Две эти позиции, по-моему, непримиримы и обе равно неудовлетворительны. Не буду кривить душой, я не знаю случаев, когда чувство вины перерастало бы во что-нибудь, кроме мстительности, одинокого отчаяния или слепого идолопоклонства. Конечно, вера моих соотечественников (как и их неимоверная нищета и обездоленность) куда глубже, но весь их пыл уходит в черпание воды из много веков назад высохшего колодца. Не стану кривить душой и в другом: не верю я в общество, построенное на простом заимствовании тех или иных современных начал. Новейшая история пошатнула веру в человека как существо, которое можно в корне переиначить, стоит только подобрать подходящие инструменты школьного или общественного воздействия.
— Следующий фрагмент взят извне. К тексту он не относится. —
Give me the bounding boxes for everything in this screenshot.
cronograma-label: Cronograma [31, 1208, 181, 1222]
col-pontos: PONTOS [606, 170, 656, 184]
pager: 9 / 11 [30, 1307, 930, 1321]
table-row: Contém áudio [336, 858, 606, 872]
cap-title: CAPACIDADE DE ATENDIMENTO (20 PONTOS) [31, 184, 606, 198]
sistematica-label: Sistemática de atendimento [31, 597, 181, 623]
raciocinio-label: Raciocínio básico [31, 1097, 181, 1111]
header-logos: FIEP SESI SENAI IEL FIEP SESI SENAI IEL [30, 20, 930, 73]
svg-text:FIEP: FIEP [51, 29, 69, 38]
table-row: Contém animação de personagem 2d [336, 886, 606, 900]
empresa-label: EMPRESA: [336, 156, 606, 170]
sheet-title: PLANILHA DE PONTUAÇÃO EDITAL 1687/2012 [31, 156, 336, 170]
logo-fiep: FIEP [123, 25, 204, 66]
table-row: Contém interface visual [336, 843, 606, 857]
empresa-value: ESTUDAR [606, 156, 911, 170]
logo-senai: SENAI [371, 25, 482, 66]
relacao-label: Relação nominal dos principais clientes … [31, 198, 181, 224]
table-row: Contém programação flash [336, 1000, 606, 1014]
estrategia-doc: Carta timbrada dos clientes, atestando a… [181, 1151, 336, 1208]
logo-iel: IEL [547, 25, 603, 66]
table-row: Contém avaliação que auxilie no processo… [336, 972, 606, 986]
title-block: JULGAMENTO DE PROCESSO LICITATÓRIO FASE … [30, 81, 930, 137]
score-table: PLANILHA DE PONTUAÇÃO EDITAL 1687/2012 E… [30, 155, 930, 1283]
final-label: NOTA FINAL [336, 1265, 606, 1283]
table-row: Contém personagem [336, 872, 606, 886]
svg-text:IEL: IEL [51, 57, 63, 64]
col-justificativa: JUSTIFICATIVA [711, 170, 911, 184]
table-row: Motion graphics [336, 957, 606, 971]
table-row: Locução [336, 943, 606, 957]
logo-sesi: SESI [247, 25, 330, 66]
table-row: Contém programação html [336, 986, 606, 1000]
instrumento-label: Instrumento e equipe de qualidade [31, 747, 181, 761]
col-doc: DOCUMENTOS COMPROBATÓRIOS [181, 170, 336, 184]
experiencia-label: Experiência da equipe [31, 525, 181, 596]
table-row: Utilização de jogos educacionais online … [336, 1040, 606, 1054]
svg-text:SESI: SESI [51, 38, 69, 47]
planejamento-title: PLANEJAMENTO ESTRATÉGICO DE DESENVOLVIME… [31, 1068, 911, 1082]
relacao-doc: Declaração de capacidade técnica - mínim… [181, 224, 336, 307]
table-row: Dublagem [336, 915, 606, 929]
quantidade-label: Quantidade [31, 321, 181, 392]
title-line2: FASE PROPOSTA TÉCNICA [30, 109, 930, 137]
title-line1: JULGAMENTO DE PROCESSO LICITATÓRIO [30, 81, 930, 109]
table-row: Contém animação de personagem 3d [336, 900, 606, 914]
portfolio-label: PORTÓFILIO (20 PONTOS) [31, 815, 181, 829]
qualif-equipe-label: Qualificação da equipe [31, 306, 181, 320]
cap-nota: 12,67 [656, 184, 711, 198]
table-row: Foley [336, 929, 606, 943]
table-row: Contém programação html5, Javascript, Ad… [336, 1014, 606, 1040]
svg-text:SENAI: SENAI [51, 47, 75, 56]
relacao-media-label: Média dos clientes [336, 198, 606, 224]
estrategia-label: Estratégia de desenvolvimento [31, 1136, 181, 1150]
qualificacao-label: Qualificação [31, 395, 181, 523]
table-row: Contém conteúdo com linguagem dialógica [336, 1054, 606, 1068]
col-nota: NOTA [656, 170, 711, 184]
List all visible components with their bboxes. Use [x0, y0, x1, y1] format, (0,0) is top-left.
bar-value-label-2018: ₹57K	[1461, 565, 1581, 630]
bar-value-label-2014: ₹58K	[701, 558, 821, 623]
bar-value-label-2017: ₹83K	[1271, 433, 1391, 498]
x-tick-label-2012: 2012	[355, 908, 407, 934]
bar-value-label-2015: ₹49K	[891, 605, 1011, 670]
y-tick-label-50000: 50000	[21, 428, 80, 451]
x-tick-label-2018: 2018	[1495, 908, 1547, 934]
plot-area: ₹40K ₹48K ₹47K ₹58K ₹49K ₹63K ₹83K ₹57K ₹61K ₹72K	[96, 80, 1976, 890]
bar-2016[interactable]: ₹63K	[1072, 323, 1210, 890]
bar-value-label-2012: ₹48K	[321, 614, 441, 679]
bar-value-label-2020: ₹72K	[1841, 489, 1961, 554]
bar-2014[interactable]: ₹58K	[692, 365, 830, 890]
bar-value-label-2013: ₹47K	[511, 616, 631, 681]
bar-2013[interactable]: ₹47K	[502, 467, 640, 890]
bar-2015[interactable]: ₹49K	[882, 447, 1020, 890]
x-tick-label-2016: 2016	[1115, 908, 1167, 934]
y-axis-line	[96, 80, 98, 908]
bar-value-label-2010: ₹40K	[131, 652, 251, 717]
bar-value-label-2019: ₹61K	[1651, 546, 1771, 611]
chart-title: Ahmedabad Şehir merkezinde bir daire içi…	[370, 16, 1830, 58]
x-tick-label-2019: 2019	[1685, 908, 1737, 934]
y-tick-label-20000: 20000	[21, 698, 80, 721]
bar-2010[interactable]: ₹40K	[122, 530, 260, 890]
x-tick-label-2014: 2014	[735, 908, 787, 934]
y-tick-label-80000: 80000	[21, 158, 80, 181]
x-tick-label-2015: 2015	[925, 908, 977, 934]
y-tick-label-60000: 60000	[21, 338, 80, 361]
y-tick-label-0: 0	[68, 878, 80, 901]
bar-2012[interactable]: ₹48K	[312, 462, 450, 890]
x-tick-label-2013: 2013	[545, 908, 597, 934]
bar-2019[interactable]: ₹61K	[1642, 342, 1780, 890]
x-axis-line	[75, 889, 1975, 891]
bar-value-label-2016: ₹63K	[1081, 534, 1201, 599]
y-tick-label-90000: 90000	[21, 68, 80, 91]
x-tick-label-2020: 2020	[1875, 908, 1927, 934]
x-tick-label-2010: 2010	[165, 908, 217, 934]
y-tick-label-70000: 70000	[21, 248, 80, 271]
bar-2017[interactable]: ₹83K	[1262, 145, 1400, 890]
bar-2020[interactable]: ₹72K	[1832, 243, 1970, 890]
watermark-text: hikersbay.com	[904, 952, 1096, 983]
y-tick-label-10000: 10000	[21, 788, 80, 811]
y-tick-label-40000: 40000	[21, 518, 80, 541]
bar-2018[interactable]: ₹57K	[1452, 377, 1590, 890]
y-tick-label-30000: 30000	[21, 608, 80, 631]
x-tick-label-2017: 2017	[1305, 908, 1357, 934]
Человек, вопреки ходячим предрассудкам, не сводится к воздействию истории или ее движущих сил, равно как и история — к воздействию человеческой воли (а ведь на этом молчаливом допущении покоится весь уклад жизни в Америке). Человек, на мой взгляд, не царь и не подданный истории: он — сама история.
Американец всем строем жизни приучен видеть лишь положительные стороны окружающего. С самого детства мужчины и женщины включаются в систему неумолимого приспособления: общепринятые основы, сжатые до формул, день и ночь твердятся прессой, радио, священниками, учителями и самыми незлобивыми и зловещими существами в мире — американскими матерями и женами. Задыхаясь в тисках стереотипов, как растение в цветочном горшке, мужчины и женщины здесь так и не становятся взрослыми и зрелыми. Этот всеобщий сговор может вызвать в индивиде только яростный протест. Природа мстит за себя тысячами способов, хитрых и жестоких. Эта глухая и неусыпная маска доброжелательности, заместившая драматическую выразительность человеческого лица, эта почти до боли застывшая на нем улыбка красноречивей многого говорят, до чего разрушает душу иссушающая победа прописей над инстинктами. Может, даже сам потаенный садизм едва ли не всех человеческих отношений в современной Америке — лишь способ освободиться от угрожающего оцепенения души под воздействием кодекса стерильности. Таков же, по-моему, смысл новомодных вероучений, возникающих сект, тяги к опьянению, освобождающему из плена и распахивающему двери так называемой жизни. Поразителен почти физиологический и непременно разрушительный смысл этого слова; жить для них значит превосходить себя, нарушать нормы, идти до конца (какого?), «испытывать новые ощущения». Пробный брак — тоже лишь «новый опыт» (а по сей причине опыт, как правило, уродливый и неудачный). Впрочем, я не задавался целью описать здесь все эти типы реакций. Достаточно того, что они, как и противоположные им наши, подтверждают для меня общую неспособность воссоединиться с потоком жизни.
69
Я писал это раньше, чем общественное мнение отчетливо осознало опасность, которую несет всему миру атомное оружие. Американцы с тех пор заметно убавили свой оптимизм, но не поступились верой, сотканной из терпения и упорства. На самом деле, признаваясь в этом на людях, многие в душе так и не верят — не могут поверить — в реальность и неотвратимость угроз.